Un compromis en attendant la gauche
Le contrat de travail définit la relation entre employeurs et employés, capital et travail. Du contrat de louage à la création de statuts collectifs et la création d’assurances sociales, c’est toute l’histoire de la gauche et de ses combats qui se noue là. Nicolas Sarkozy a, lors de sa campagne présidentielle, rappelé sa volonté d’en finir avec ce qu’il considère comme un archaïsme et suggéré l’adoption d’un contrat de travail unique qui aurait allégé les exigences qui pèsent sur les entreprises dans les cas de licenciements.
La négociation entre partenaires sociaux, qui a abouti le 11 janvier dernier à l’accord national interprofessionnel sur la modernisation du marché du travail, a eu ce premier effet d’abroger le contrat « nouvelles embauches » et de couper l’herbe sous le pied d’une majorité UMP qui rêve d’en découdre avec le droit du travail.
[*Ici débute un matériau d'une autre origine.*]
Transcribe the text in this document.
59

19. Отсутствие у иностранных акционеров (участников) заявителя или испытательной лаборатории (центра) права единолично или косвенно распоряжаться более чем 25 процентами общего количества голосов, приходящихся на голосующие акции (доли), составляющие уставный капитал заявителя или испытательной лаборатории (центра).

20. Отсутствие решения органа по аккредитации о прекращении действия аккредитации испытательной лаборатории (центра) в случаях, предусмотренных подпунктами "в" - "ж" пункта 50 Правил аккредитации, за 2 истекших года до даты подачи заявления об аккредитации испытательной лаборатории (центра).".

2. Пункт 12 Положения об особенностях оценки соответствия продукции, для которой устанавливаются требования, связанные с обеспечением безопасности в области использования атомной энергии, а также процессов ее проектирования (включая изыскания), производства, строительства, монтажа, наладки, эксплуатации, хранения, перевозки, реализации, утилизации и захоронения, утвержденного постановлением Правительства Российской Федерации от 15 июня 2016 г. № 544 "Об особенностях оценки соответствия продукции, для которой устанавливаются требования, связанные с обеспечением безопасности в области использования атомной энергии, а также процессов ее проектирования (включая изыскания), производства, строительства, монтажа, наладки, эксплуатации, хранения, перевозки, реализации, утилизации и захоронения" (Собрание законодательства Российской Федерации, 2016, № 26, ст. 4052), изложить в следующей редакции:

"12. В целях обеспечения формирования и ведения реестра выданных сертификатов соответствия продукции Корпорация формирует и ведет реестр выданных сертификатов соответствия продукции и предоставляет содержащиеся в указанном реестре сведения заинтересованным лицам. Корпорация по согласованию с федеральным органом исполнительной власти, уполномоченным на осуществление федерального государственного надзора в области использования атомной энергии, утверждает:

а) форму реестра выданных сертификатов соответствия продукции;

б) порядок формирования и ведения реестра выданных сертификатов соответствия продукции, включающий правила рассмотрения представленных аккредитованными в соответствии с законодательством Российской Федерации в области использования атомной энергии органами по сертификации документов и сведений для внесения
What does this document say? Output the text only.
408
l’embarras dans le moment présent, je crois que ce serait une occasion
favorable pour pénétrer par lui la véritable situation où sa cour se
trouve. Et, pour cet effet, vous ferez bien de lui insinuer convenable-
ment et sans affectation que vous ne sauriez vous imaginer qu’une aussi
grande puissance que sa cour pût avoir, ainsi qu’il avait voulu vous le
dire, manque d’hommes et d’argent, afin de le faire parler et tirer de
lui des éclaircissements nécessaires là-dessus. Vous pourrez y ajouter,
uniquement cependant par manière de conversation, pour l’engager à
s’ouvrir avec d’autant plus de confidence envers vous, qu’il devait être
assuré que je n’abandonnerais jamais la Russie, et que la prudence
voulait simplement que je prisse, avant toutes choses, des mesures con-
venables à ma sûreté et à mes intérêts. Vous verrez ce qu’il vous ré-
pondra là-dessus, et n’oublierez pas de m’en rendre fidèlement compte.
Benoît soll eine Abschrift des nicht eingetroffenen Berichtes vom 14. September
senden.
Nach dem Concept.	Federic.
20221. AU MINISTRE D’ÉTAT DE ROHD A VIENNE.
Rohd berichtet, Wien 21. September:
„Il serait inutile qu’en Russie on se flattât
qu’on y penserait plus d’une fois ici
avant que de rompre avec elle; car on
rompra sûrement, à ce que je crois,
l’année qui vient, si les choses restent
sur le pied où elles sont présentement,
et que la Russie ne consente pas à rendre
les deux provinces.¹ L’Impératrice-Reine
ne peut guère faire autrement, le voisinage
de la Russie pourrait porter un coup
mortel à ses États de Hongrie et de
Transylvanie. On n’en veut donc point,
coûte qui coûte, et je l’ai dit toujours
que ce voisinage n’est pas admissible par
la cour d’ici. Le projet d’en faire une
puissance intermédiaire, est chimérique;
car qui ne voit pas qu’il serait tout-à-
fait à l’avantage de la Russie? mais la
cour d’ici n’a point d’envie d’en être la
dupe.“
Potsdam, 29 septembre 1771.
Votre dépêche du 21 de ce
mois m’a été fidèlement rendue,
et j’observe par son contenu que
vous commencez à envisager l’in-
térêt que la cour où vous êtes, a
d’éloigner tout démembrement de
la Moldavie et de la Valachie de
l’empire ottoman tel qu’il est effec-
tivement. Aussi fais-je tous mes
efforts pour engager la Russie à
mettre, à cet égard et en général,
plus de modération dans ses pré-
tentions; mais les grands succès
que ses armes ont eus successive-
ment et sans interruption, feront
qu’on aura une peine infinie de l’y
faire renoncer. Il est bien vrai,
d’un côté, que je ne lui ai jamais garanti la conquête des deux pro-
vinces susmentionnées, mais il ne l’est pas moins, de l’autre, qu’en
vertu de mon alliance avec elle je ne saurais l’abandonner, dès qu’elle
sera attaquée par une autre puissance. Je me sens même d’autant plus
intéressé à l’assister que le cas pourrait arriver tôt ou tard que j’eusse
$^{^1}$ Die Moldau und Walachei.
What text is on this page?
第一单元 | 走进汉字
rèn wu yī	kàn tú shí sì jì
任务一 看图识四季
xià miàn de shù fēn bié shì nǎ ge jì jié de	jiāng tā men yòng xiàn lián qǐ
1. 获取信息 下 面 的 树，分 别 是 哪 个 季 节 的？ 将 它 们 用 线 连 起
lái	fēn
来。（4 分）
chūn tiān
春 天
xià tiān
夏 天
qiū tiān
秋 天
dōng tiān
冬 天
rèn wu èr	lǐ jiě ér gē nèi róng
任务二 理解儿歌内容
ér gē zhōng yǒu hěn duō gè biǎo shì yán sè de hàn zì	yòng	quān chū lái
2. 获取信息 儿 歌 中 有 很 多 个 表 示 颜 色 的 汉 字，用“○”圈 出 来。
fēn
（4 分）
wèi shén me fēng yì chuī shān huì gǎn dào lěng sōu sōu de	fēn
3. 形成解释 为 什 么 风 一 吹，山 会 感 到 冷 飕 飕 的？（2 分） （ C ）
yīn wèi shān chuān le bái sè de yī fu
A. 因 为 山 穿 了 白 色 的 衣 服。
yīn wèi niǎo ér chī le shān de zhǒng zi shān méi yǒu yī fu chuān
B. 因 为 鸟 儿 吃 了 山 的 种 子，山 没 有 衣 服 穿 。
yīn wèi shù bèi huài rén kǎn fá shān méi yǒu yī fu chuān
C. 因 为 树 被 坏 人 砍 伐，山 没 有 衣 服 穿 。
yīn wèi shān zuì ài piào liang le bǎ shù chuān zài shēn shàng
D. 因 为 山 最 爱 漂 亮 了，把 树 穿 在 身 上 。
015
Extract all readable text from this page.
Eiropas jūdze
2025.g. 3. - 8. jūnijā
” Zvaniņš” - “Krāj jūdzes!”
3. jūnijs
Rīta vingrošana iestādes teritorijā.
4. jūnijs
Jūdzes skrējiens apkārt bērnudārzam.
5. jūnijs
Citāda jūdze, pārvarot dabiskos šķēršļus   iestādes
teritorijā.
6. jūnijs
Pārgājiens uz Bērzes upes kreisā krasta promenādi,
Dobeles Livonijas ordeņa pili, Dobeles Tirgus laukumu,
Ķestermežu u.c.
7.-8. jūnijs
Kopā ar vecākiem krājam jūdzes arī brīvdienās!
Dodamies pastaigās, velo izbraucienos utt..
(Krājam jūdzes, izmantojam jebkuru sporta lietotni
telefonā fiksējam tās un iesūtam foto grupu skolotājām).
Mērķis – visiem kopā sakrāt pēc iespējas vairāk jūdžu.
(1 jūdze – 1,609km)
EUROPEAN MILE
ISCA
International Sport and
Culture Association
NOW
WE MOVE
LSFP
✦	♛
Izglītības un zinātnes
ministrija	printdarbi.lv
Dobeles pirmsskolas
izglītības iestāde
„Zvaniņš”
Les socialistes ont salué cette démarche contractuelle. Partisans d’un nouvel essor de la démocratie sociale, il leur est apparu cohérent de soutenir un accord majoritaire. Mais l’équilibre trouvé est ténu. C’est pourquoi ils ont exprimé le voeu que la loi retranscrive précisément, loyalement et exclusivement le texte de l’accord. Il s’en faudrait en effet de peu – quelques amendements choisis – pour que la dénaturation soit profonde et transforme le sens de l’accord. Il suffirait, par exemple, que la nouvelle procédure de rupture conventionnelle ne donne pas accès aux mêmes droits à l’assurance chômage ou que le contrat à objet unique soit étendu à d’autres catégories professionnelles pour que la décision de s’abstenir se mue en opposition résolue au texte.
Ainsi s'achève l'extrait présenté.